Developing Watson’s technology in this way could also bring a new era of automated customer service that is sophisticated and accurate. As IBM’s Guy Stephens recently commented on “For me, Watson suddenly heralded the possibility that perhaps some of the questions that Esteban [Kolsky] asked around automation and scale can begin to be answered. I genuinely feel now, that we're actually about to embark on a new phase of growth, when the customer service model (and by extension the business model) itself will begin to be looked at."

So, having conquered Jeopardy!, excelled in oncology and become the world’s best customer service agent, where could Watson be put to work next? Earlier this year, analyst house Nucleus Research suggested that Watson’s capability to integrate unstructured information (such as emails, recorded voice conversations, twitter feeds, and other online sources of information) with structured data could better drive ROI within CRM projects – particularly those in sales management.

The report What Watson can do for CRM claimed that Watson could vastly expand the universe of data available to managers on how sales is or isn’t performing. “With this data, companies could make much quicker and methodical analysis on many processes that managers spend unnecessary time and effort on today, including incentive compensation, territory management and team assignment. Additionally, Watson’s ability to rapidly process information on sales conversations and related outcomes could result in the supercomputer proposing new responses,” predicted the report.

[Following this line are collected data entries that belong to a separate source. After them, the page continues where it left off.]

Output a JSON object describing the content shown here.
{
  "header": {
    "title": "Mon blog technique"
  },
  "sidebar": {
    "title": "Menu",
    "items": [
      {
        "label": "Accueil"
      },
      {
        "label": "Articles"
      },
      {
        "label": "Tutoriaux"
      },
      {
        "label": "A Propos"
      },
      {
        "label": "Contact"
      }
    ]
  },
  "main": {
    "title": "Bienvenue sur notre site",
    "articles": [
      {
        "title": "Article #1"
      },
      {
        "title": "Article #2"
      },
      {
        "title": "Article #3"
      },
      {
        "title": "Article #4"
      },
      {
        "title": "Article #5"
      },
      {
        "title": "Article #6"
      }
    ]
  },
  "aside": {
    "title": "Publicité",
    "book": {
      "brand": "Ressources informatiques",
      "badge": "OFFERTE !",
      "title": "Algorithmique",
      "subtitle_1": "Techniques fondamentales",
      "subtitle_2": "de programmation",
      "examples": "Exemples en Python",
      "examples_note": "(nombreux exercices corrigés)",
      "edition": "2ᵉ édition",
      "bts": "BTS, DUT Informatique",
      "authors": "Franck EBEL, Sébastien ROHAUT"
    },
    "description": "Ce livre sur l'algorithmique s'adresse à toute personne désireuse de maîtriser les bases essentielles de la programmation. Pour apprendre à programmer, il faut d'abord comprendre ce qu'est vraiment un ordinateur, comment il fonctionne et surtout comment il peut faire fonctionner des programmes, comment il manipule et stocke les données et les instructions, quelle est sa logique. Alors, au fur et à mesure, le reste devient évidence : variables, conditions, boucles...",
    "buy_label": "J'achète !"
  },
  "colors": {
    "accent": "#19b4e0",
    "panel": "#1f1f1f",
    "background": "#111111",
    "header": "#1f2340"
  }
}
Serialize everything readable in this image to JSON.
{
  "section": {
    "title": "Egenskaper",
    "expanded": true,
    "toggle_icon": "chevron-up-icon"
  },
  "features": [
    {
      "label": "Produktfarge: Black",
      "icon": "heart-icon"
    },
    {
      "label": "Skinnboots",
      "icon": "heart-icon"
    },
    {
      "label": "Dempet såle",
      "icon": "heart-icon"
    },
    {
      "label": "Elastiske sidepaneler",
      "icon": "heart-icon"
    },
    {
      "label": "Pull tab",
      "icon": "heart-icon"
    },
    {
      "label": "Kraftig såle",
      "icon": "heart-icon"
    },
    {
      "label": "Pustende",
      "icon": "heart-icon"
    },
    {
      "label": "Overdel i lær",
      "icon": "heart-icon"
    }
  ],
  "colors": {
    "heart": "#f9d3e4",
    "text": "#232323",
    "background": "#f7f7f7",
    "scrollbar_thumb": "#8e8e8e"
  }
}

With the analyst house suggesting that 80% of CRM returns have not yet been achieved by the average company and 30% of those remaining return opportunities come from instrumentation and sales management, Watson could be "the ideal candidate" for solving many of the problems that CRM applications have yet to solve - sales management problems, says Nucleus. 

But other applications are also on the horizon - and Gold explains that when Watson first appeared on jeopardy there was a flood of ideas of where the technology could potentially be put to work.

“You'll continue to see Watson take on a general characteristic of working with situations where understanding information, time to make a decisions and accuracy of response are important, where the nature of interaction is such that it could be facilitated on this omnichannel 24/7 type always-on experience. Those are good dynamics that will define opportunities for but it's really going to be your clients that determine how Watson will be put to work.

“Much of the way we've gone into smarter commerce, it's our clients that are determining where in smarter commerce Watson will be used – be it on the service side, sales side, marketing and so on. I am absolutely astounded that every single day I learn a new way in which someone thinks about putting Watson to work,” he concludes.